The Gentle Truth About Dying

As told to Helen Signy

Here’s what three professionals who’ve seen many people through their final moments want all of us to know.

The Gentle Truth About Dying

It’s the moment that will come to all of us, but our society generally avoids thinking about death. Those who spend their careers with the dying say that a little preparation is all that’s needed for a good end of life.

Nikki Johnston, Palliative Care Nurse Practitioner

People die as they live – some are angry, others are spiritual. Whoever you are, you don’t change when you are dying.

Palliative care is not just about dying – it’s also about living. It’s about making the last days and weeks as good as possible. Death is something we just don’t talk about in our society – it’s hidden so people have a very individual response.

Sometimes death is very sudden. But the majority of times, people are elderly or have a disease and so become tired and sleep a lot. They start sleeping more than they are awake. Next the eating goes and generally their thirst disappears, too. They become inactive, in bed, not walking or moving.

Once they become unconscious, their breathing patterns change – it’s called “Cheyne-Stokes breathing”. There are gaps in breathing and then they take big breaths to catch up. It can be quite scary to watch if there is a big gap. You think they have died, and then they take a big gasp, but it’s a natural process. Unconscious Cheyne–Stokes breathing can last a few hours or last anywhere up to two weeks.

Sometimes people wake up for a short time just prior to death. I see lovely things happen during that brief window; they will say “I love you, it’s OK that I’m going”. I have also seen many people have visions of people come to collect them. I believe they’re communicating with something beyond what we can understand.

Sometimes families are by the bedside for many hours and leave to have a drink and their relative dies. Other times people seem to wait until someone arrives. I wonder if there is some control over this? It happens when it happens and that’s OK.

There is a sense of knowing when a spirit leaves the person. There is life and breathing and then they stop breathing and the person is gone. All that is left is the body. Often they look so calm. If someone has been really sick and struggling, once they die they look younger and they look peaceful.
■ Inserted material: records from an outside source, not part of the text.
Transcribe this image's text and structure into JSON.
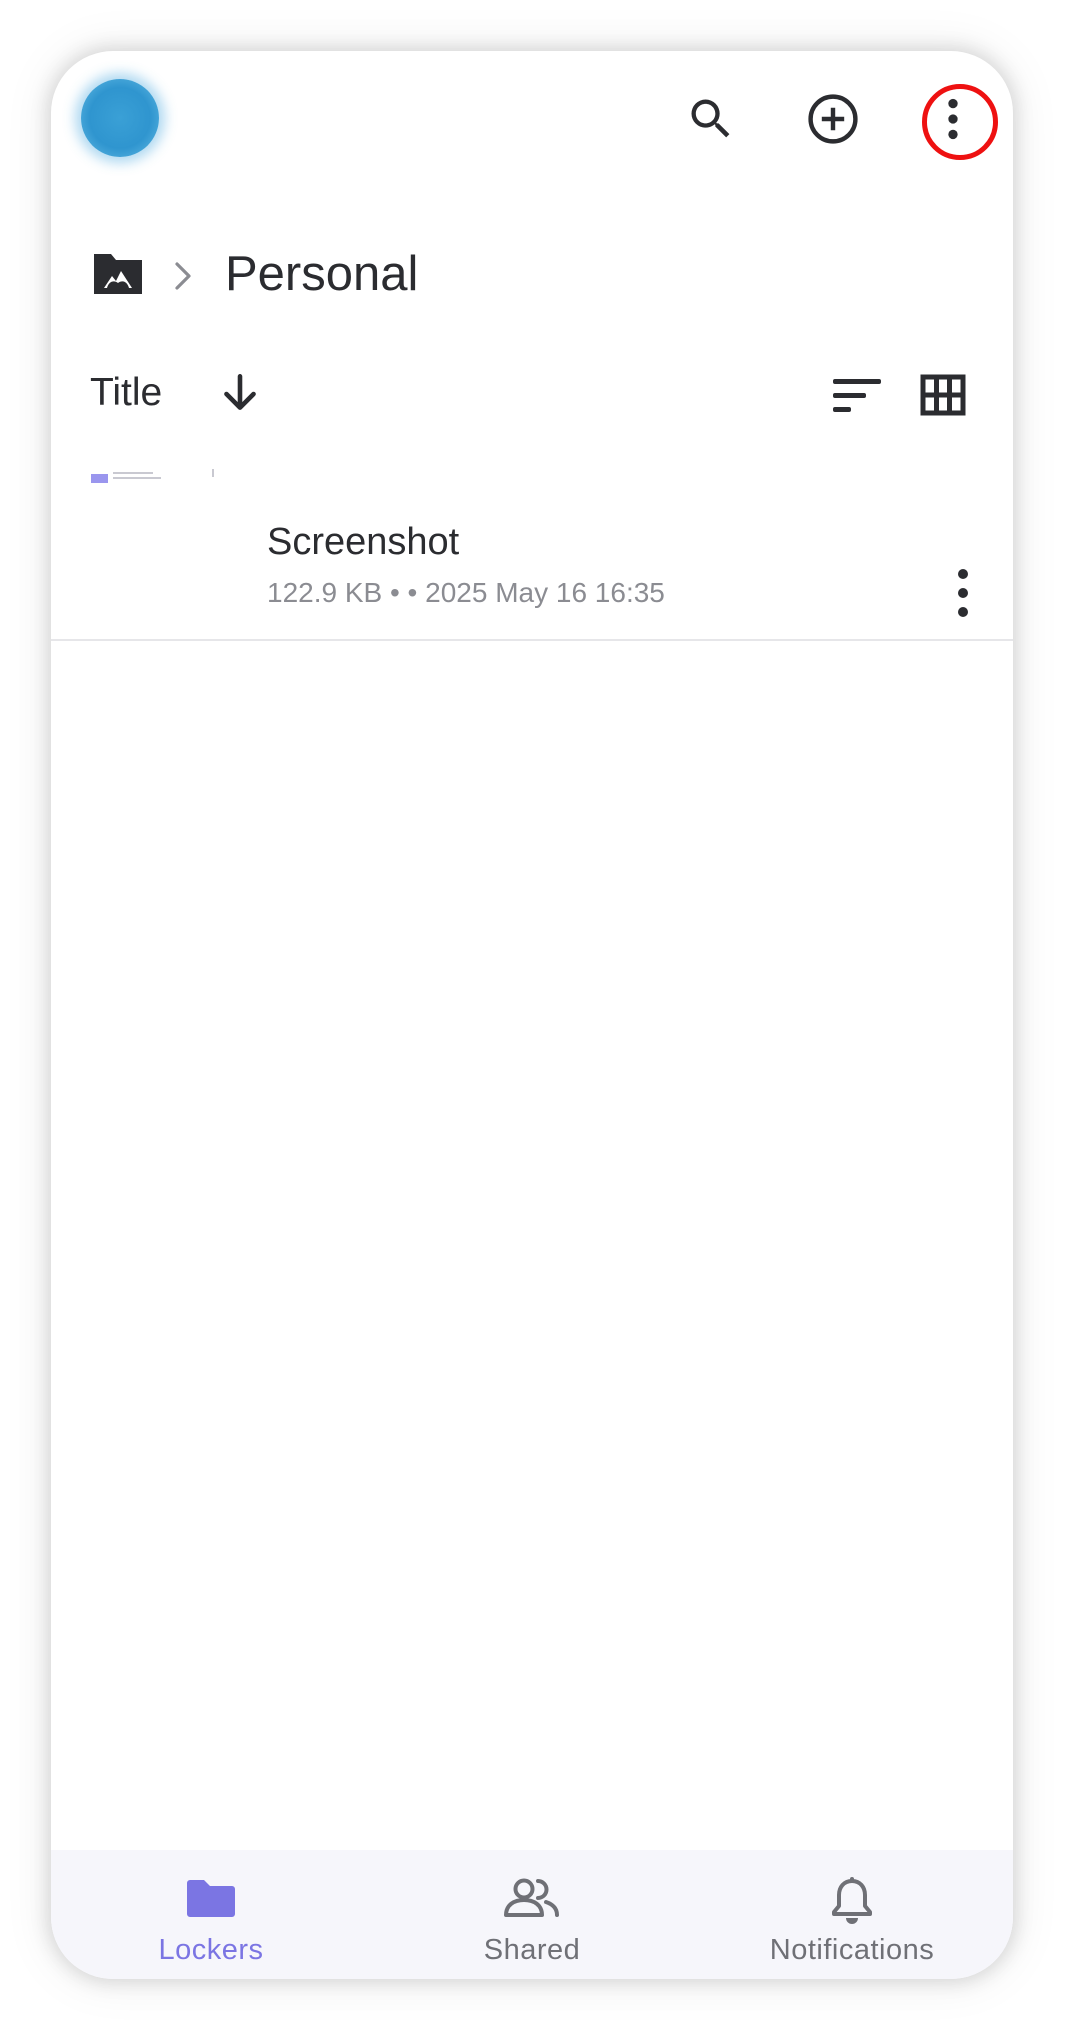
{
  "top_bar": {
    "avatar": "avatar",
    "icons": [
      "search-icon",
      "add-circle-icon",
      "more-vert-icon"
    ]
  },
  "breadcrumb": {
    "root_icon": "locker-folder-icon",
    "separator_icon": "chevron-right-icon",
    "current": "Personal"
  },
  "sort": {
    "label": "Title",
    "direction_icon": "arrow-down-icon",
    "options_icon": "sort-lines-icon",
    "view_icon": "grid-view-icon"
  },
  "files": [
    {
      "title": "Screenshot",
      "meta": "122.9 KB •  • 2025 May 16 16:35",
      "menu_icon": "more-vert-icon"
    }
  ],
  "bottom_nav": {
    "items": [
      {
        "label": "Lockers",
        "icon": "folder-icon",
        "active": true
      },
      {
        "label": "Shared",
        "icon": "people-icon",
        "active": false
      },
      {
        "label": "Notifications",
        "icon": "bell-icon",
        "active": false
      }
    ]
  },
  "colors": {
    "accent": "#7b75e3",
    "text_primary": "#2b2c30",
    "text_secondary": "#8b8c92",
    "nav_inactive": "#6f7076",
    "nav_background": "#f6f6fb",
    "highlight": "#ee1111",
    "avatar": "#3aa0d6"
  }
}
Relief from pain and suffering is definitely important, and so is emotional support. I have seen people die who didn’t have relief and it’s not nice. When someone who is dying has relief from their suffering, sometimes their past will come up – did they get it right, have they got regrets, are there people they would like to say sorry to or reconnect with? These are really important to feeling they are ready to die.

Some people want death to come and it doesn’t come fast enough. Waiting to die can be one of the most difficult things for the person and their loved ones. As a health professional, continuing to turn up and supporting everyone involved shouldn’t be underestimated. Letting them know that there are options is important, too, like not taking antibiotics for pneumonia.
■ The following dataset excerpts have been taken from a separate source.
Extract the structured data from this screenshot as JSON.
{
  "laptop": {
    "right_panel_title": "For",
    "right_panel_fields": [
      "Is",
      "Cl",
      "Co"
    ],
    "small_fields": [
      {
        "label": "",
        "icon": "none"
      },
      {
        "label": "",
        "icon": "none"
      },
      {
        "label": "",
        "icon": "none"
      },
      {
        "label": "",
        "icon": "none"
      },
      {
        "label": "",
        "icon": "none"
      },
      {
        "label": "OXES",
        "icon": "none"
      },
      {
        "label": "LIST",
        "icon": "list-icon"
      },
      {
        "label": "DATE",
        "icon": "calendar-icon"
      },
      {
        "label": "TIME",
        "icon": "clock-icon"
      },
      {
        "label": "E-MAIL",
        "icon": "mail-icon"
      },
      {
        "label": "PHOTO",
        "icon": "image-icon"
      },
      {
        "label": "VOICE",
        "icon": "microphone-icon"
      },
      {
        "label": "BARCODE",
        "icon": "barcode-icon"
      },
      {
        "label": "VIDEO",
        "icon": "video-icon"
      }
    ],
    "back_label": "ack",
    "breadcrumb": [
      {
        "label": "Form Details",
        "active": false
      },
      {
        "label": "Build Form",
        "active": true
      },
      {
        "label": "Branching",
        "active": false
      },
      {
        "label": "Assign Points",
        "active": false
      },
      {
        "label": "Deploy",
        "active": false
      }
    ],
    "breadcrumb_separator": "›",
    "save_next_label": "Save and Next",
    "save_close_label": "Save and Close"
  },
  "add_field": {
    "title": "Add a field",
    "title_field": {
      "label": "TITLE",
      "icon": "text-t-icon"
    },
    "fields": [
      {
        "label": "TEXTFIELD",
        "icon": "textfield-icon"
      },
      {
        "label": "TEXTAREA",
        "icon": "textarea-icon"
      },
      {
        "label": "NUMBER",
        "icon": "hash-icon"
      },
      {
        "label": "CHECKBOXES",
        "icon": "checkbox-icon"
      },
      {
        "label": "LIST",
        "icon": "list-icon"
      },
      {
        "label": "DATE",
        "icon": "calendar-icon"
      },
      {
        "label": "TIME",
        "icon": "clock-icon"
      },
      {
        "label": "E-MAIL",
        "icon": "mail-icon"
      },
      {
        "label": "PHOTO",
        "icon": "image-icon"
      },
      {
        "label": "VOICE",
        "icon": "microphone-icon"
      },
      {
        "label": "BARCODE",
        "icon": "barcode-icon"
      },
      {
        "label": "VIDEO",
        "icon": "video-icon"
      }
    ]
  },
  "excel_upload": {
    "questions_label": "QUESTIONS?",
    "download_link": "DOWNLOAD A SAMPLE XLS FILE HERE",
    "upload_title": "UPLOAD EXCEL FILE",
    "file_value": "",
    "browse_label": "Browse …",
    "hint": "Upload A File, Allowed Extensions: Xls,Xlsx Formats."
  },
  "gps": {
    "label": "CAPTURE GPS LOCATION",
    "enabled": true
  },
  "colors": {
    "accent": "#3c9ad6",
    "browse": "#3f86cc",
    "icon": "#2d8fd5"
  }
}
There is a lot of money poured into keeping people alive, but at the end of life we are trying to treat death as a normal process and quality of life must come into it. I don’t think it’s necessarily understood well. There is not just one way of doing it.
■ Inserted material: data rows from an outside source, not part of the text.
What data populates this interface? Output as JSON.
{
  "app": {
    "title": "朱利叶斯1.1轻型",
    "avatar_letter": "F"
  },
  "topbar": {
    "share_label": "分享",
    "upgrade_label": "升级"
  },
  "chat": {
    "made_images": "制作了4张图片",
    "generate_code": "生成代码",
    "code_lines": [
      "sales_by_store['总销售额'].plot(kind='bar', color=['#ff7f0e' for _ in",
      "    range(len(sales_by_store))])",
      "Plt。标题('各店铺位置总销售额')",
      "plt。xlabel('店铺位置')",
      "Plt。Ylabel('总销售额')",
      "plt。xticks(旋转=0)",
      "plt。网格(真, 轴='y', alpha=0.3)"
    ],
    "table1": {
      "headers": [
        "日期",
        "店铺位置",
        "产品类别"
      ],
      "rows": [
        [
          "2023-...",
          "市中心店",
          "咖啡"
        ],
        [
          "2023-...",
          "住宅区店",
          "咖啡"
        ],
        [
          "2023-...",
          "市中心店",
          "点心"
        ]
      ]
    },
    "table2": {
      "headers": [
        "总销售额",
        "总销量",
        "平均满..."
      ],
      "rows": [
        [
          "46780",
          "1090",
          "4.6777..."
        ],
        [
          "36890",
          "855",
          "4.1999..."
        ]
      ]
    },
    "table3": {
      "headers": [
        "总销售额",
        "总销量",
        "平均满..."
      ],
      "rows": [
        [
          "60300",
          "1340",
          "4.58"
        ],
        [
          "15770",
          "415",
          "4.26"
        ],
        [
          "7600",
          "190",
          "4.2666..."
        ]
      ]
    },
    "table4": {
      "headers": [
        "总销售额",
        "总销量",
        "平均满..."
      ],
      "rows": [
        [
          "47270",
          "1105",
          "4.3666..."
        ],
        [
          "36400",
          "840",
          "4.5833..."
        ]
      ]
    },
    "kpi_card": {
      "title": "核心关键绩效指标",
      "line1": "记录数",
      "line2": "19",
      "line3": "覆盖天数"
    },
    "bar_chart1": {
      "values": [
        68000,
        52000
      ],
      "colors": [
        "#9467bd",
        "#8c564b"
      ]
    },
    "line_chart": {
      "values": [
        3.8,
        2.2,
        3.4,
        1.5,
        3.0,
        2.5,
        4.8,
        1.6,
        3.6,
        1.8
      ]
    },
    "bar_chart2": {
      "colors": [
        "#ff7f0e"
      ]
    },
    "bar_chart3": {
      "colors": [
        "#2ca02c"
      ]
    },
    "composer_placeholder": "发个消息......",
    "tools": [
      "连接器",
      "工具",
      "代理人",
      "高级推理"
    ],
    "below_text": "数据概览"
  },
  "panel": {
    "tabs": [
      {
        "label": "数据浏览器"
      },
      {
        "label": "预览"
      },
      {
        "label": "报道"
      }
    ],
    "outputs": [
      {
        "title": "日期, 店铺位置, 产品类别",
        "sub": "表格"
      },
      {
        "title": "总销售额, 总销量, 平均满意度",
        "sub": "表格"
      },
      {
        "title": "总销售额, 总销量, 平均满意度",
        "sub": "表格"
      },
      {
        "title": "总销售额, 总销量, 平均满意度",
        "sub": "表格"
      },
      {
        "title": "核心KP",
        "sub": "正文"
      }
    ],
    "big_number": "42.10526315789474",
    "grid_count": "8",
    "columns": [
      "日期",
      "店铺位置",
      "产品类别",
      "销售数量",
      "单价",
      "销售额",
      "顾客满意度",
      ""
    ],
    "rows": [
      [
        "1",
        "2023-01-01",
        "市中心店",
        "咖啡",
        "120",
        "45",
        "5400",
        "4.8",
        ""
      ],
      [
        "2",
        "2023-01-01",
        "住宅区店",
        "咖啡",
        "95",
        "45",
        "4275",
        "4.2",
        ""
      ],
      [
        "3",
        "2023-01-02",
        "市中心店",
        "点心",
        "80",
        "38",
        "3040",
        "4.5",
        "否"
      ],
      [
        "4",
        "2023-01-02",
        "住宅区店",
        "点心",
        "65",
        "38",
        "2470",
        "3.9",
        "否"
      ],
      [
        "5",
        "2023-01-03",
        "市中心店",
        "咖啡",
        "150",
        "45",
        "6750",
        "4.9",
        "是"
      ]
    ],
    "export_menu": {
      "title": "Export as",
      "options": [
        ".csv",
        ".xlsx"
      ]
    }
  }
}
Some people get a lot of strength from knowing what’s going to happen after they die. If they believe they will go to heaven or a higher place, they get comfort from that. Religion or spiritual beliefs can definitely give them strength and reduce fear. But that’s not true for everyone – sometimes people draw on other strengths.

Death is a leveller, it will happen to every one of us. It’s such a privilege to do this work. It’s so honest.